It’s time to talk about it.
Not only is that the tagline for this year’s National Eating Disorder Awareness Week (NEDAwareness Week), it’s true. I’m kicking off the week with myths about eating disorders, how they impacted my recovery, and why they’re myths.
Myth: you have to be thin to have an eating disorder.
I didn’t know I had an eating disorder when I was first diagnosed. I didn’t say the words “eating disorder” and definitely not the sentence “I have an eating disorder” for the first month that I was in a program for people with eating disorders. I was living in heavy denial because all I knew about eating disorders was thinness. I thought, in order to have an eating disorder, you have to be emaciated.
I’ve learned since then that my eating disorder was trying to keep itself alive in that way.
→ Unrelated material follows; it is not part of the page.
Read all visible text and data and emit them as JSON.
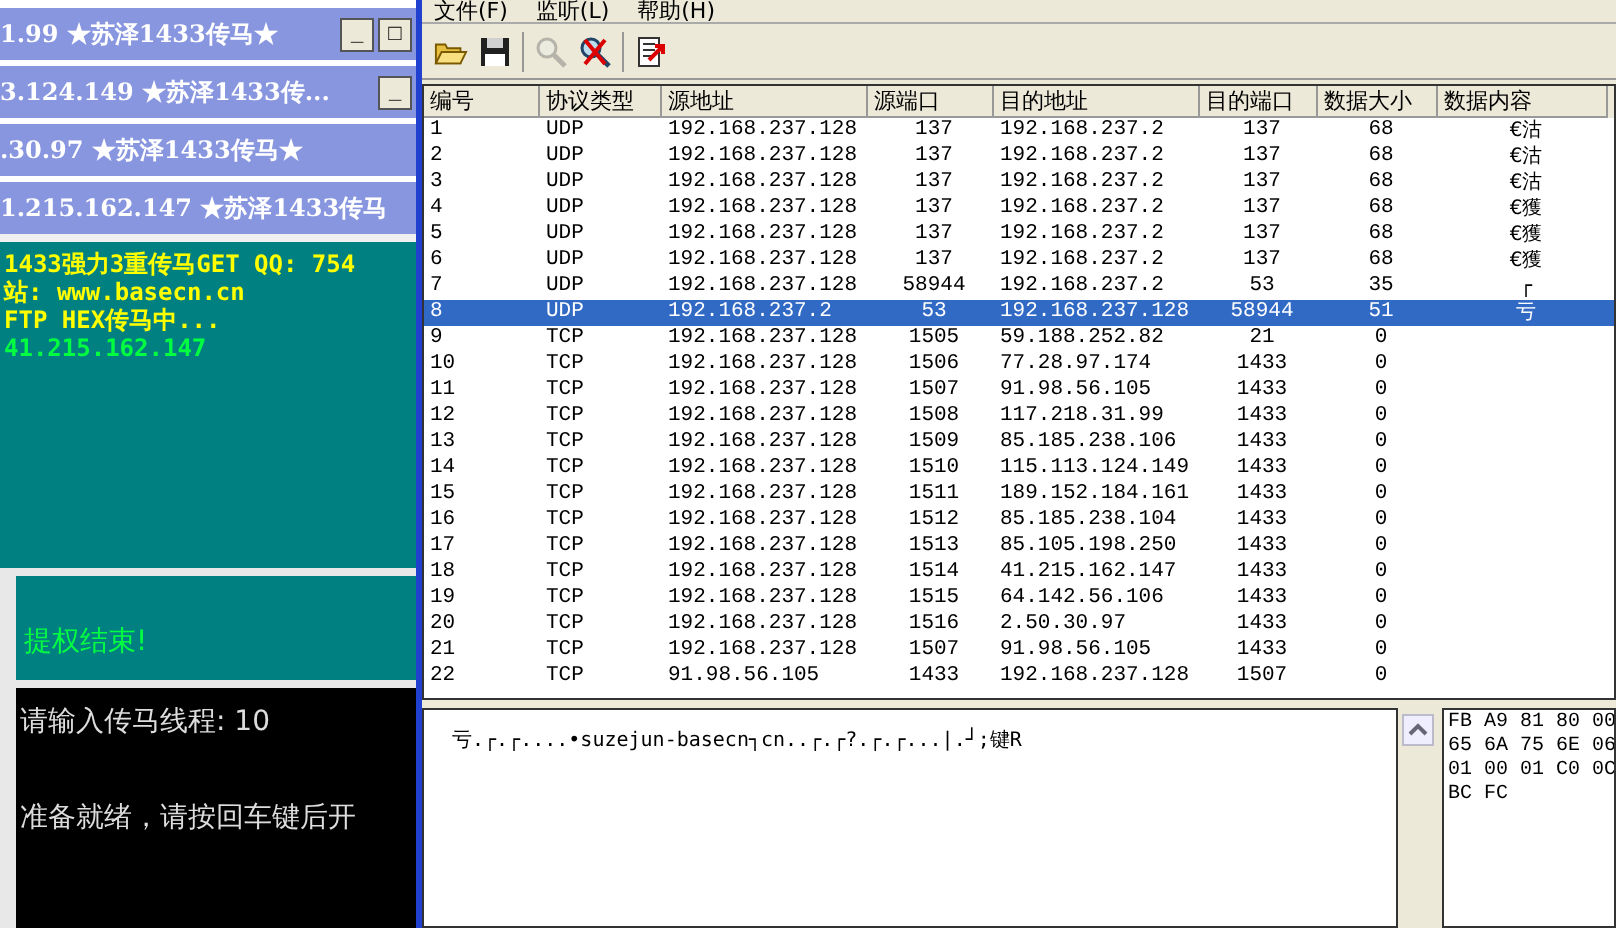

The truth is, you can have an eating disorder at any weight. I was just as sick at my lowest weight from restricting as I was at my highest weight when I was actively bulimic. Eating disorders do not have a body type, they are a mental illness.
Myth: I’m not sick enough to get help.
I used to say this regularly when anyone in my life expressed concern about my eating behavior. It was highly based in the fact that I didn’t think I was thin enough to have an eating disorder (that first myth is very pervasive). My eating disorder convinced me that other people had struggled more for longer, and therefore I was fine and justified in what I was doing.
Of course, this is never true. If you’re thinking that you aren’t “sick enough,” you’re already sick. There is no part of a healthy person that desires to be ill. At any stage of struggling with food, body image, or literally any part of life, you deserve to get help. If you are struggling with something you do not have to struggle alone and you do not have to let your body show your struggle for you. Let me repeat: if you’re struggling, you deserve to get help.
Myth: Eating disorders are about wanting to be thin.
When my eating disorder started, I was dealing with a lot of things I had never really talked about. Notably, at the time that I was first put in a program, I had realized I wasn’t straight but didn’t feel like that was acceptable. I wanted to disappear so I didn’t have to deal with it. I took my emotional issues out on food, I took my issues with myself out on food, I took my relationship issues out on my food. The food was never the problem and being thin was never the solution, the problem was myself and the solution was punishment.
People have eating disorders for so many different reasons, and there are so many different types of eating disorders. Not only does this invalidate the complex nature of eating disorders, and reduce them to a point of vanity, it invalidates any eating disorder that doesn’t result in being thin. There are eating disorders other than anorexia and eating disorders are never only about being thin. Each person has a reason that they are dealing with an eating disorder, and no reason is invalid.
NEDA has a screening tool on their website if you think you, or someone you know, may be struggling with an eating disorder.
I’ve watched so many wonderful people die from this illness. If you want to talk about it I am always here, because it is definitely time to talk about it.